Now, some might see this as an arrogant and unrealistic stance to take, both in one's personal, professional lives and in society...

But really, if your values and goals do not align, who will be happy and what will work well with a half-arsed solution that meets the full needs of nobody, with conflict, resentment, dysfunction rumbling under the surface, only to explode with greater force at some point in the future?

And the Alliance and its big-money backers dont share the same vision, goals and values as most of the people they purport to be wanting to help... if they did, they'd speak to us all in clear plain language rather than manipulative PR spin, they wouldnt hide their connections and intents, they wouldnt be trying to put in place such de-humanising top-down "solutions" and riding rough shod over those of us who disagree with them...

They have taken and been given far too much power seeing they dont represent us and they dont have to live the "solutions they're trying to impose...

WenD said...

@Rosie: Please check me if I'm wrong, but the Alliance was started by John Stanford. He knew schools were broken financially, so of course he thought that drafting Joe Olchefske to be his right hand man was a good move. He saw the need for concentrated fund raising. Makes sense, right? A few years go by, some great ideas actually made it off the drawing board (immersion at JSIS), but then change stopped. Stanford died too soon, Olchefske turned out to be an incompetent fraud, and SPS continued staggering forward, spending more than any other district, remanufacturing excuses while continuing to do the opposite of what even Suze Orman would've told a family of 5 to do. For years, SPS has refused to listen. They don't like audits. They're allergic to them. Stanford is gone, but the Alliance wasn't disbanded. As Charlie has pointed out (and really, why can't Joni Balter or Lynne Varner do the same?), the Alliance is a fundraising failure. Why is that? Is there a lack of trust from the usual targets? Possibly, since SPS is guilty of years of mismanagement.

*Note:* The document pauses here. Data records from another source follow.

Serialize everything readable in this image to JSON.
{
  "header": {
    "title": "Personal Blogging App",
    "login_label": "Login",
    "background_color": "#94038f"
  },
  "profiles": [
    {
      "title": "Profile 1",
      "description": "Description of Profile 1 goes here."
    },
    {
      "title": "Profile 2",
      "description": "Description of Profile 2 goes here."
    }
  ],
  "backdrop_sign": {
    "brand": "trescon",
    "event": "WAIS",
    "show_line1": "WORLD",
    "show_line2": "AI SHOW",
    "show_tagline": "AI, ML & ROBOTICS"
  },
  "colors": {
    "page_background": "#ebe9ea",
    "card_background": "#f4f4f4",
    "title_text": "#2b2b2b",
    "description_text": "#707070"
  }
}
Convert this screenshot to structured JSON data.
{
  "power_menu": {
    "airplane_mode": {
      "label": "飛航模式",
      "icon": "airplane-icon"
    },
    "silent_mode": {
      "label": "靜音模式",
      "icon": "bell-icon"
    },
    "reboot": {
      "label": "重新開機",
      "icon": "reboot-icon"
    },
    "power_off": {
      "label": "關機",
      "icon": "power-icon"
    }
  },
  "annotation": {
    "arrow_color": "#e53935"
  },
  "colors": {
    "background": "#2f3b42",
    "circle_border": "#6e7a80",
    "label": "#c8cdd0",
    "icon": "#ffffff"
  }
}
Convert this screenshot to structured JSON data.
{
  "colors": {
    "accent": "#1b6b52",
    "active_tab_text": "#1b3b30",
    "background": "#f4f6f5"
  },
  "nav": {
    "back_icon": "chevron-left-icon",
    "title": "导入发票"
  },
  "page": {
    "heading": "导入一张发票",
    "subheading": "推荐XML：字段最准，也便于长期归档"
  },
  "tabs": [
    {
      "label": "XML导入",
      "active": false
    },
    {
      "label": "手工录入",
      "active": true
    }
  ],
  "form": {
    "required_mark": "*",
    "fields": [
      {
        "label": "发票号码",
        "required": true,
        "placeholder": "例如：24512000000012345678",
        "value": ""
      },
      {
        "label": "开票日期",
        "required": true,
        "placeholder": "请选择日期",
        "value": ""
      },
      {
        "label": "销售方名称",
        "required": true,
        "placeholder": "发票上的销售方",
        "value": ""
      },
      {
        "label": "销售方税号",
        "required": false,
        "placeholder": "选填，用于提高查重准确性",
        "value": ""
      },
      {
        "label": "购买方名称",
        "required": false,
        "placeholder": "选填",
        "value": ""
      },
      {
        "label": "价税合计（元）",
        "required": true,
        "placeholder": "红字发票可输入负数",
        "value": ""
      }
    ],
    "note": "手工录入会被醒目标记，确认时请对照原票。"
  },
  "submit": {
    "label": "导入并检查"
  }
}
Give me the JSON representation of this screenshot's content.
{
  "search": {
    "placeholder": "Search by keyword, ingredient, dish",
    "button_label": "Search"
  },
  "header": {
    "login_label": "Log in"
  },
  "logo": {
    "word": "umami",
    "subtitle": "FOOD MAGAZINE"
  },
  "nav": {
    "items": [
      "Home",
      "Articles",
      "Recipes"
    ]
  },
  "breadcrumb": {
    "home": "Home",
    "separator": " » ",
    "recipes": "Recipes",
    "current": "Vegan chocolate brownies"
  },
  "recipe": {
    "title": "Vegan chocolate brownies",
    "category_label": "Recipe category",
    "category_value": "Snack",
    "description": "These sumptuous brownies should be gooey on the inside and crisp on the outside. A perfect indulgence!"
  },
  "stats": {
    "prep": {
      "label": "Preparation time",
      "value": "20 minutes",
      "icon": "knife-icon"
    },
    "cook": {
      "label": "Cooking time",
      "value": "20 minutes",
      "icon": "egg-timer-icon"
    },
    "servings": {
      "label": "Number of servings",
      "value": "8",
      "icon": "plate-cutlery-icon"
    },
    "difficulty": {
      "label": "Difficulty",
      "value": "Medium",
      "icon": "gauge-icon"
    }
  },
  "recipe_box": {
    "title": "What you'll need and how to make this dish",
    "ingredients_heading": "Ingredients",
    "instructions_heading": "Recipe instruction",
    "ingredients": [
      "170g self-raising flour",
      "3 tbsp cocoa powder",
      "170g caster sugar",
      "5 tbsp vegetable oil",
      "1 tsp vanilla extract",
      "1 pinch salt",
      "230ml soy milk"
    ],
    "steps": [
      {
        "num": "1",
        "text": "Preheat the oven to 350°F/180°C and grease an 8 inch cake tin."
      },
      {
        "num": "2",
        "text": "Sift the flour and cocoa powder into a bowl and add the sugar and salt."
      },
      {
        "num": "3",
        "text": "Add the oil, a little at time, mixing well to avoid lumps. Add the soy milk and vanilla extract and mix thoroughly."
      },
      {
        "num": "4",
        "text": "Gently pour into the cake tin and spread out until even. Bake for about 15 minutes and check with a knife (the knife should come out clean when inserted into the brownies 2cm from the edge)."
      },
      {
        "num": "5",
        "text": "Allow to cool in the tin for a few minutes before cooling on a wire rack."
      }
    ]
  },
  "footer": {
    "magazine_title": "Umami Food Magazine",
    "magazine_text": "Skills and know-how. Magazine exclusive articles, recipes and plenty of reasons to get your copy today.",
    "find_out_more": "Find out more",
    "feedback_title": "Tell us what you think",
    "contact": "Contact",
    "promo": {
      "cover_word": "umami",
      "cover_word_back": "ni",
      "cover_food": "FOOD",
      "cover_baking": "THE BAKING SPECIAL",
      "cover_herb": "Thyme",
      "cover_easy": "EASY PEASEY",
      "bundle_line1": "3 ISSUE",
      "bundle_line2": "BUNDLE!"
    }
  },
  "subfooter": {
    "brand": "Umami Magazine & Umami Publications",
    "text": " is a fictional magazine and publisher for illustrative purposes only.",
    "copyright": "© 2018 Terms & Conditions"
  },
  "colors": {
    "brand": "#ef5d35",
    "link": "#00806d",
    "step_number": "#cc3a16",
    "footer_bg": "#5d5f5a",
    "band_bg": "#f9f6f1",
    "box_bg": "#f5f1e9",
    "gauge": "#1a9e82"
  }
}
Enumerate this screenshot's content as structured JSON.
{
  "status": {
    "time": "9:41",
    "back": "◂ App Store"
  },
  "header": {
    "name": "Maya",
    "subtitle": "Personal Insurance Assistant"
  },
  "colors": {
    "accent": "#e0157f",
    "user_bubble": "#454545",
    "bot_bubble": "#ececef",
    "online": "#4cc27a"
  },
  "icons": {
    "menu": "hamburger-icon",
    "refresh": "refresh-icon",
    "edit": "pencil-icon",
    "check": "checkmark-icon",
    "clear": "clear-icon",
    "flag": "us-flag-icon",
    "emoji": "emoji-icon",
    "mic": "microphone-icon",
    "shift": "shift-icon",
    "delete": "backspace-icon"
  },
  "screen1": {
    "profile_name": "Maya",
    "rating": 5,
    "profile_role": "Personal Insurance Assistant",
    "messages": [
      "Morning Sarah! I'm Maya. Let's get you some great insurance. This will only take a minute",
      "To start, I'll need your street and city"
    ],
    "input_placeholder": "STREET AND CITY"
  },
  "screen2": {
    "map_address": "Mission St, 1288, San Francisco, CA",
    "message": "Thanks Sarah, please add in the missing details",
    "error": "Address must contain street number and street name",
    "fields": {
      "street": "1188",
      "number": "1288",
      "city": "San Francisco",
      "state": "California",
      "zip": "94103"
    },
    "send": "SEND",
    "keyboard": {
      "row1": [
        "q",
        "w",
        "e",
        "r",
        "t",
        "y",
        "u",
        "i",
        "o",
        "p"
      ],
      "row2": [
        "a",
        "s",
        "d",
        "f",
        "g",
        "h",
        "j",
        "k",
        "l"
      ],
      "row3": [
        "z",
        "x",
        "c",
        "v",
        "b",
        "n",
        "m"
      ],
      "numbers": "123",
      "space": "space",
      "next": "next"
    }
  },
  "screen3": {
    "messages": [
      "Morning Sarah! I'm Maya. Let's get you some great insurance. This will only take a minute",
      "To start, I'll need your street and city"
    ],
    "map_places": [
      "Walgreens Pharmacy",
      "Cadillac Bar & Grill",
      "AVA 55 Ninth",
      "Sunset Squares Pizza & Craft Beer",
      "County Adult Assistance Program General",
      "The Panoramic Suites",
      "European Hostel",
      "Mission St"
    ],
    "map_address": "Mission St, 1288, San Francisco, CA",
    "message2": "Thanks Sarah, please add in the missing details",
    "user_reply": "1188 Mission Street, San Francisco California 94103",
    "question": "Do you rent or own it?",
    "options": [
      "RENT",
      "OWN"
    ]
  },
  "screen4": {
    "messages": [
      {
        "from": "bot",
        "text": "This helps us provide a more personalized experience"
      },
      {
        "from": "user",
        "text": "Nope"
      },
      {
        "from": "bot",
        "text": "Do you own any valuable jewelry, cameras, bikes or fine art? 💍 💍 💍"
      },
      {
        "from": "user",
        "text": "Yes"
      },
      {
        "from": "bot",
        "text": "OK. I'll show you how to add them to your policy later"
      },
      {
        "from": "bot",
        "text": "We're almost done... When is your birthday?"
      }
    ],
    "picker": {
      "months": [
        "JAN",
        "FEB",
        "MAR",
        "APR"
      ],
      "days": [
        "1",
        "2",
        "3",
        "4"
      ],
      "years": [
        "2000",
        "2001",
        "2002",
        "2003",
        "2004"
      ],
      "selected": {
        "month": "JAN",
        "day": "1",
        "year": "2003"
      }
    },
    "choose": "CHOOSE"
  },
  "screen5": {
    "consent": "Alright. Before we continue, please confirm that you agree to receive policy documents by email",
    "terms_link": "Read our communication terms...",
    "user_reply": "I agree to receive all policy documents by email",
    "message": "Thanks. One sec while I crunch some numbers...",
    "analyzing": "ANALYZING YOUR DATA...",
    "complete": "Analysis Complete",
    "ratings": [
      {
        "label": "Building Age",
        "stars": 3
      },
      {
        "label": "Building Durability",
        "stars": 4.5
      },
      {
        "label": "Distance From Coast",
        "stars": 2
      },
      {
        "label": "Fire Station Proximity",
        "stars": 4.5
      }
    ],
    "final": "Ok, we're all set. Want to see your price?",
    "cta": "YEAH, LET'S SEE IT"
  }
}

This is where your call to "work with them" is curious, because as Melissa and others have documented, PTSAs aren't just having bake sales; they're paying for maintenance at schools.

For me, the Alliance has more than outlived it's original mission. They launder donations. That's it. Gates won't give monies directly to SPS, and given their years of notorious mismanagement, this is understandable, but at no time has the Alliance earned the right to enter into teacher contract issues. They're supposed to raise money and support schools. The people riding their bench know nothing about education, but they know a lot about money. As we have seen, SPS's relationship with money is tortured at best. It isn't all their fault. Look to California to see how tax cuts have been a rolling disaster for schools for almost 3 decades.

In conclusion, I think the drive to "reform" covers up the failure of A4E's original mission. They can't fix a deadbeat system, but the boosters can't let on how broken it is. The answer is reform, and it's a twofer: create income streams for edu-biz, while making it easier to manage a failed model that's bleeding cash. These volunteer board members aren't necessarily schooled in how to educate, but they know all about management. The irony is that many of the economic policies these board members live by are the same policies that have driven schools into the ground.

The same local boosters will keep praising the only sup who stuck around for the job. What other choice do they have? They will never admit their mistakes. Sit back and shut up. How is that working out?

dan dempsey said...

Worth repeating:

"The answer is reform, and it's a twofer: create income streams for edu-biz, while making it easier to manage a failed model that's bleeding cash.

These volunteer board members aren't necessarily schooled in how to educate, but they know all about management.

The irony is that many of the economic policies these board members live by are the same policies that have driven schools into the ground."